Si à Sainte-Hélène, il loua « les réveils d’un lion » qui savait réanimer toute une armée, il eut aussi pour lui des paroles sévères : «Kléber n’aimait la gloire que comme un chemin des jouissances… » Bonaparte se méfiait sans doute d’un homme qui pouvait se mettre en travers de ses ambitions. Il lui abandonna le commandement de l’armée d’Egypte, ce qui fut pour Kléber, comme pour beaucoup d’autres, une surprise totale. Kléber écrivit au directoire pour dénoncer son ancien chef, coupable à ses yeux d’avoir dilapidé les fonds de l’armée et de lui avoir laissé un pays épuisé par les réquisitions.
« Proconsul » en Orient, il chercha à frapper l’imagination de ses administrés par une entrée grandiose au Caire. Entouré de janissaires, il marcha à travers la ville au bruit des salves d’artillerie tirées du haut des forts de la ville. Il ne consentit à recevoir les cheiks qu’après plusieurs sollicitations de leur part. « Ils ne trouvèrent pas, rapporte l’un d’eux, un visage souriant comme celui de Bonaparte, et le général ne causait pas non plus comme lui. » Pressurant les Egyptiens, et notamment les coptes, comme « un limonadier le citron », il se persuada de la vanité de maintenir la conquête. Il voulut traiter avec les Anglais pour le rapatriement de ses troupes. La convention d’El-Arich dénoncée, il livra bataille aux turcs qu’il battit à Héliopolis. Le Caire s’étant soulevé, il dut reprendre la ville de vive force. Il y trouva la mort sous les coups de Soleyman, un étudiant de la mosquée d’Azhari.

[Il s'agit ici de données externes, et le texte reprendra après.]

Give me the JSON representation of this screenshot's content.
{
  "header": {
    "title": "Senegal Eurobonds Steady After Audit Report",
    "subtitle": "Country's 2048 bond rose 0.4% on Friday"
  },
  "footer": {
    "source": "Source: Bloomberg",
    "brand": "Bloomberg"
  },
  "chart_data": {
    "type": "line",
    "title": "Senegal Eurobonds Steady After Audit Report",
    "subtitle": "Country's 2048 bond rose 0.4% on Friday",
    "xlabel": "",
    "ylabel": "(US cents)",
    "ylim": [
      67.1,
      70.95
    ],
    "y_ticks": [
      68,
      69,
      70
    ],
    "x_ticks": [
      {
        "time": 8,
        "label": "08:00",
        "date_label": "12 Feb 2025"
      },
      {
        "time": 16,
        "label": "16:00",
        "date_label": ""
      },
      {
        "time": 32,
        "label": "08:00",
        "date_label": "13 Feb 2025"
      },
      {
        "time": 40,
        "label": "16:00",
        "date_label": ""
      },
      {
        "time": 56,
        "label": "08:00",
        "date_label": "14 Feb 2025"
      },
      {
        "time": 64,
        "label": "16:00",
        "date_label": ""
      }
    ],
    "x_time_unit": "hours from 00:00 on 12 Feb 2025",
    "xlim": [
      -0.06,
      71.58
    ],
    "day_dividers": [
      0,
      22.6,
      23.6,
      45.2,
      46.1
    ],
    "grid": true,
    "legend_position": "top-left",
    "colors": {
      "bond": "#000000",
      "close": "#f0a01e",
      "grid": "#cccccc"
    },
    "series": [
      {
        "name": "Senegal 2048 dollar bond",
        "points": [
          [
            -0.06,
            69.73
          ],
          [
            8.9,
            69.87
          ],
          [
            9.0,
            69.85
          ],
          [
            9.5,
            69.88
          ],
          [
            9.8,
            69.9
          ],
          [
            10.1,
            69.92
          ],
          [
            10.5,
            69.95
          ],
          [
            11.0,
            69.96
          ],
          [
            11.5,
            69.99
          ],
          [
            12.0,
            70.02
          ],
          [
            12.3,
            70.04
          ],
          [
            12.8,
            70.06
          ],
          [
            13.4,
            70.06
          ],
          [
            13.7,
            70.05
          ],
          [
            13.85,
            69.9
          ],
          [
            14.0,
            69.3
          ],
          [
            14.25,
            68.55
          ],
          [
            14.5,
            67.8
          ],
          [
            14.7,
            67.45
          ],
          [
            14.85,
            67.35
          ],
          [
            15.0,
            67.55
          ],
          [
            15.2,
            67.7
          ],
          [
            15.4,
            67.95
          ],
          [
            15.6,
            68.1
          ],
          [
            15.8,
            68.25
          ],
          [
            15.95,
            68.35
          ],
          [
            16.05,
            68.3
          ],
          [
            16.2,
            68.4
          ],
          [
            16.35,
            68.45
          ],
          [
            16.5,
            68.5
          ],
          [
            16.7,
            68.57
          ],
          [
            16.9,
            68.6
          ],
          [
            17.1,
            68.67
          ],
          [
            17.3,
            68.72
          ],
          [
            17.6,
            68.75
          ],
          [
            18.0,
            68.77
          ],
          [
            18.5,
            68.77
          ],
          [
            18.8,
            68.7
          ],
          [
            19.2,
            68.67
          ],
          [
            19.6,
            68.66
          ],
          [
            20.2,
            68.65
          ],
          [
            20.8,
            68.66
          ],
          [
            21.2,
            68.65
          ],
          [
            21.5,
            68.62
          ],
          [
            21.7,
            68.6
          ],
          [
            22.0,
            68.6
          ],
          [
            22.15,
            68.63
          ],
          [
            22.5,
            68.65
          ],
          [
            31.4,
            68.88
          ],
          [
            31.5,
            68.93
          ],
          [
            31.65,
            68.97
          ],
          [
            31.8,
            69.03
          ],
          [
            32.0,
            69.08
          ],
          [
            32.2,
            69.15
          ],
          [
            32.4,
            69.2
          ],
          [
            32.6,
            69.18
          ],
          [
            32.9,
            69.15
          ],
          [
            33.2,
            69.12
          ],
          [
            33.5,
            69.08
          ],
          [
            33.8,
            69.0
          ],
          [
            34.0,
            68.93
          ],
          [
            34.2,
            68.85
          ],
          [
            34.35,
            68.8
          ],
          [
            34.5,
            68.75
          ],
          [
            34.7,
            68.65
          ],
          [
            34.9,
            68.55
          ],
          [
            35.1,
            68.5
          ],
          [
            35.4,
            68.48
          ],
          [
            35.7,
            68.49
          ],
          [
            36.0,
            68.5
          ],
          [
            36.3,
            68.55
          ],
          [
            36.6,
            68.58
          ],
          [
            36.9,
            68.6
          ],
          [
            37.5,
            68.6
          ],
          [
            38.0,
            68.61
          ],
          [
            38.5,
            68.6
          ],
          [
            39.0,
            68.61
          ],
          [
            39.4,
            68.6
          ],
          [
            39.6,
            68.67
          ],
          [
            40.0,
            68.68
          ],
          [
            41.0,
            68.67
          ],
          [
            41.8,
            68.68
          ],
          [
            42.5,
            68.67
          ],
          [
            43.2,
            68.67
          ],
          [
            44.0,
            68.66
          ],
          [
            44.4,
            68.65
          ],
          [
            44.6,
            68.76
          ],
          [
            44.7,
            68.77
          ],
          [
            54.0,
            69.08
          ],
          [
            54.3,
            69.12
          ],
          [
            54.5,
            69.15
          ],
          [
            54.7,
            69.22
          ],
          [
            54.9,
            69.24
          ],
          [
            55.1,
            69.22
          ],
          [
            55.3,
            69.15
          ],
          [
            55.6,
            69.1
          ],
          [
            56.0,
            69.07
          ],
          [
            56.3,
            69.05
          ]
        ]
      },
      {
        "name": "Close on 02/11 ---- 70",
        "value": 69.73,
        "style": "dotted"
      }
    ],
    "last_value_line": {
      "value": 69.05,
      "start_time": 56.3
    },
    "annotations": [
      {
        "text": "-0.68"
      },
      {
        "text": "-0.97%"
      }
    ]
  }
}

Disparu, Kléber gênait encore la gloire du consul. Son corps enseveli au château d’if, y demeura dans une quasi-clandestinité jusqu’en 1818. Il fut alors transporté dans la cathédrale de Strasbourg avant d’être inhumé, en 1840, sous un monument de bronze, au milieu d’une place qui porte son nom. Durant l’occupation allemande de la Seconde Guerre mondiale, il fut exhumé et connut maintes tribulations avant d’être placé sous un nouveau monument. Plus grand encore mort que vivant, Kléber, ne cessa ainsi d’embarrasser plus d’un régime.
Jean-Paul Bertaud
(Cette notice biographique est tirée du Dictionnaire Napoléon, avec l’aimable autorisation des éditions Fayard)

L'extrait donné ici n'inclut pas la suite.